Dans ces conditions, il conviendra de lui accorder le délai de supension de deux ans de sa dette à madame [O] à compter de la notification du jugement à venir.
- Sur les autres chefs de demandes
Il convient d'allouer à la banque la somme équitable de 1.500,00 Euros sur le fondement de l'article 700 du Code de Procédure Civile.

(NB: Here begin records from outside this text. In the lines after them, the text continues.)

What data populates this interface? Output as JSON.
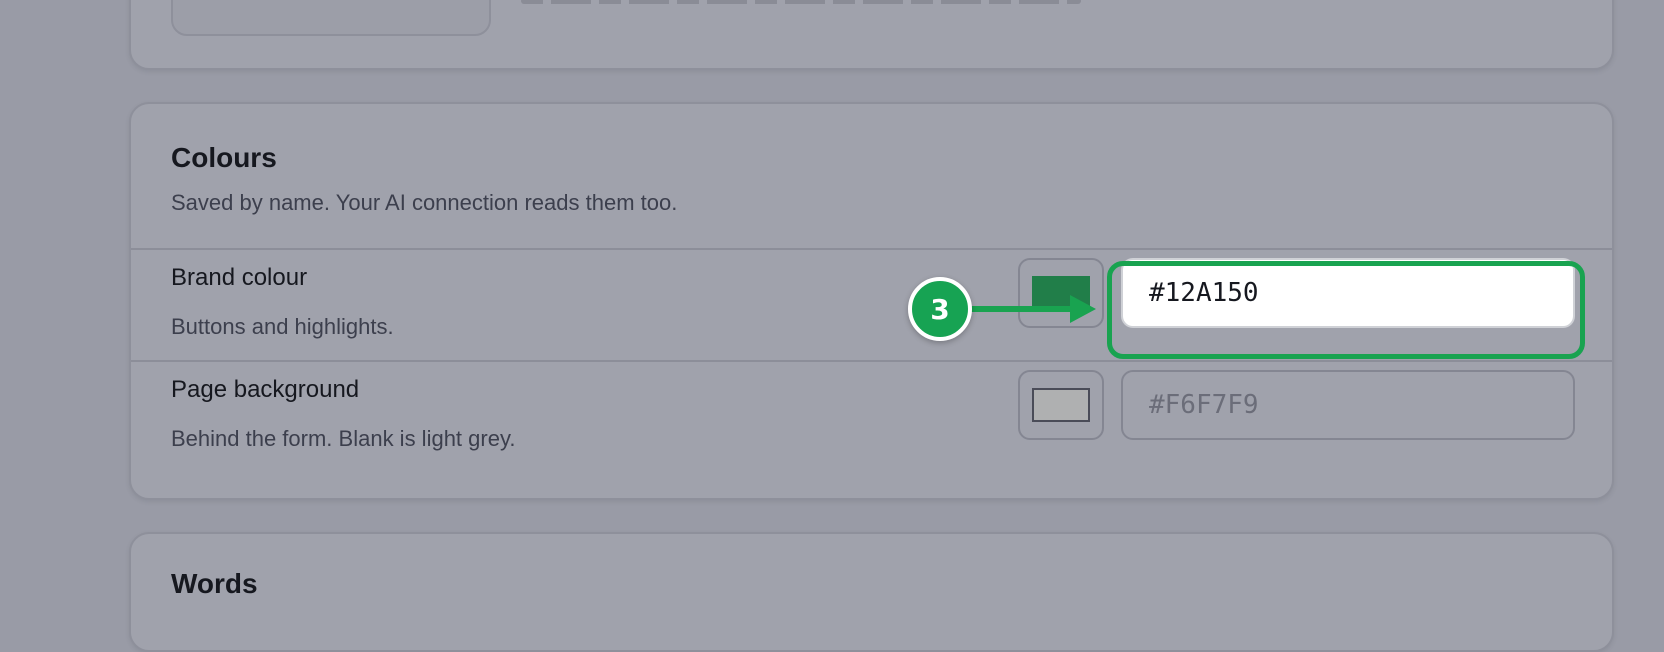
{
  "colours_section": {
    "title": "Colours",
    "description": "Saved by name. Your AI connection reads them too.",
    "rows": [
      {
        "label": "Brand colour",
        "help": "Buttons and highlights.",
        "swatch_color": "#12A150",
        "value": "#12A150",
        "placeholder": ""
      },
      {
        "label": "Page background",
        "help": "Behind the form. Blank is light grey.",
        "swatch_color": "#F6F7F9",
        "value": "",
        "placeholder": "#F6F7F9"
      }
    ]
  },
  "words_section": {
    "title": "Words"
  },
  "annotation": {
    "step_number": "3",
    "accent_color": "#19A350"
  }
}
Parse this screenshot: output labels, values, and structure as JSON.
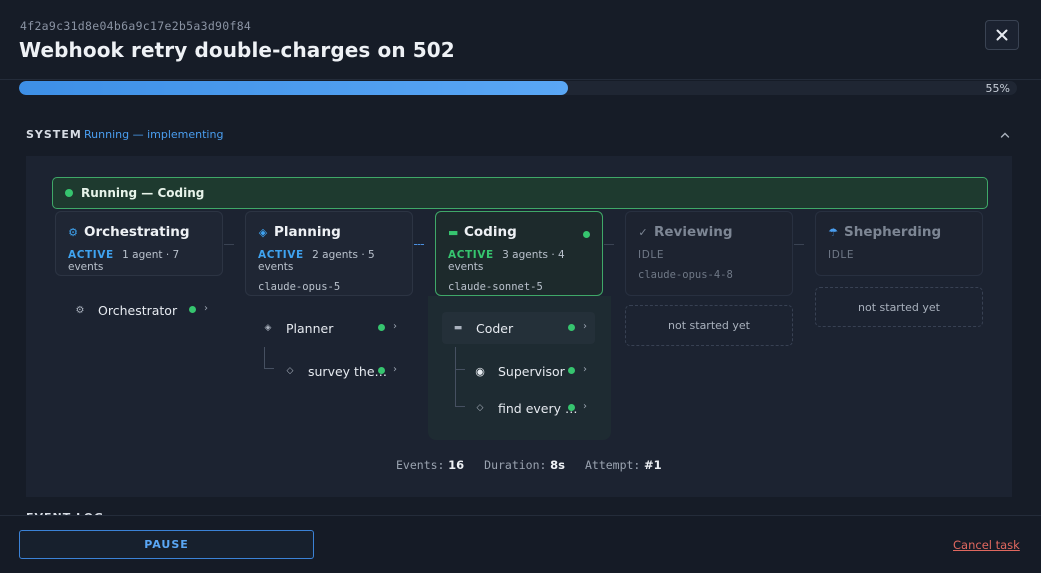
{
  "header": {
    "task_id": "4f2a9c31d8e04b6a9c17e2b5a3d90f84",
    "title": "Webhook retry double-charges on 502"
  },
  "progress": {
    "value": 0.55,
    "label": "55%"
  },
  "system": {
    "label": "SYSTEM",
    "status": "Running — implementing",
    "banner": "Running — Coding"
  },
  "stages": [
    {
      "name": "Orchestrating",
      "icon": "gear-icon",
      "status": "ACTIVE",
      "meta": "1 agent · 7 events",
      "model": ""
    },
    {
      "name": "Planning",
      "icon": "diamond-icon",
      "status": "ACTIVE",
      "meta": "2 agents · 5 events",
      "model": "claude-opus-5"
    },
    {
      "name": "Coding",
      "icon": "terminal-icon",
      "status": "ACTIVE",
      "meta": "3 agents · 4 events",
      "model": "claude-sonnet-5"
    },
    {
      "name": "Reviewing",
      "icon": "check-icon",
      "status": "IDLE",
      "meta": "",
      "model": "claude-opus-4-8"
    },
    {
      "name": "Shepherding",
      "icon": "umbrella-icon",
      "status": "IDLE",
      "meta": "",
      "model": ""
    }
  ],
  "agents": {
    "orchestrator": "Orchestrator",
    "planner": "Planner",
    "planner_child": "survey the…",
    "coder": "Coder",
    "supervisor": "Supervisor",
    "coder_child": "find every …"
  },
  "placeholders": {
    "reviewing": "not started yet",
    "shepherding": "not started yet"
  },
  "stats": {
    "events_label": "Events:",
    "events": "16",
    "duration_label": "Duration:",
    "duration": "8s",
    "attempt_label": "Attempt:",
    "attempt": "#1"
  },
  "event_log": {
    "label": "EVENT LOG"
  },
  "footer": {
    "pause_label": "PAUSE",
    "cancel_label": "Cancel task"
  },
  "colors": {
    "accent": "#4a9ef0",
    "success": "#36c56f",
    "danger": "#e0685f"
  }
}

L’exécution provisoire du présent jugement est de droit.
*
PAR CES MOTIFS
LE TRIBUNAL
STATUANT en matière civile ordinaire, publiquement, par jugement contradictoire, en premier ressort et après en avoir délibéré conformément à la loi,
CONDAMNE madame [T] [Y] [O] à verser à la société coopérative à capital variable CAISSE REGIONALE DE CREDIT AGRICOLE MUTUEL ALPES PROVENCE les sommes suivantes :
- 192.688,46 euros au titre du crédit n°C2FCV6011PR au taux contractuel de 3,85 % à compter du 1er février 2021 jusqu’au parfait paiement ;
- 86.928,62 euros au titre du crédit n° C2FCV6021PR au taux contractuel de 3,85 % à compter du 1er février 2021 jusqu’au parfait paiement ;
- 91.049,15 euros au titre du crédit n°C2FCV6031PR au taux contractuel de 1,85 % à compter du 1er février 2021 jusqu’au parfait paiement ;
PRONONCE le report de la dette à dans deux ans à compter de la notification du présent jugement à madame [T] [Y] [O] selon les modalités prévues à l’article 1343-5 du code civil;
CONDAMNE madame [T] [Y] [O] à verser à la société coopérative à capital variable CAISSE REGIONALE DE CREDIT AGRICOLE MUTUEL ALPES PROVENCE la somme de 1.500,00 Euros sur le fondement de l'article 700 du Code de Procédure Civile ;
REJETTE toute autre demande ;
CONDAMNE madame [T] [Y] [O] aux dépens.
Ainsi jugé et prononcé par mise à disposition au Greffe de la Troisième Chambre section B du Tribunal Judiciaire de MARSEILLE le 4 juillet 2024
Signé par Madame GARNIER, Président, et par Madame ROUX, Greffier présent lors de la mise à disposition au Greffe de la décision.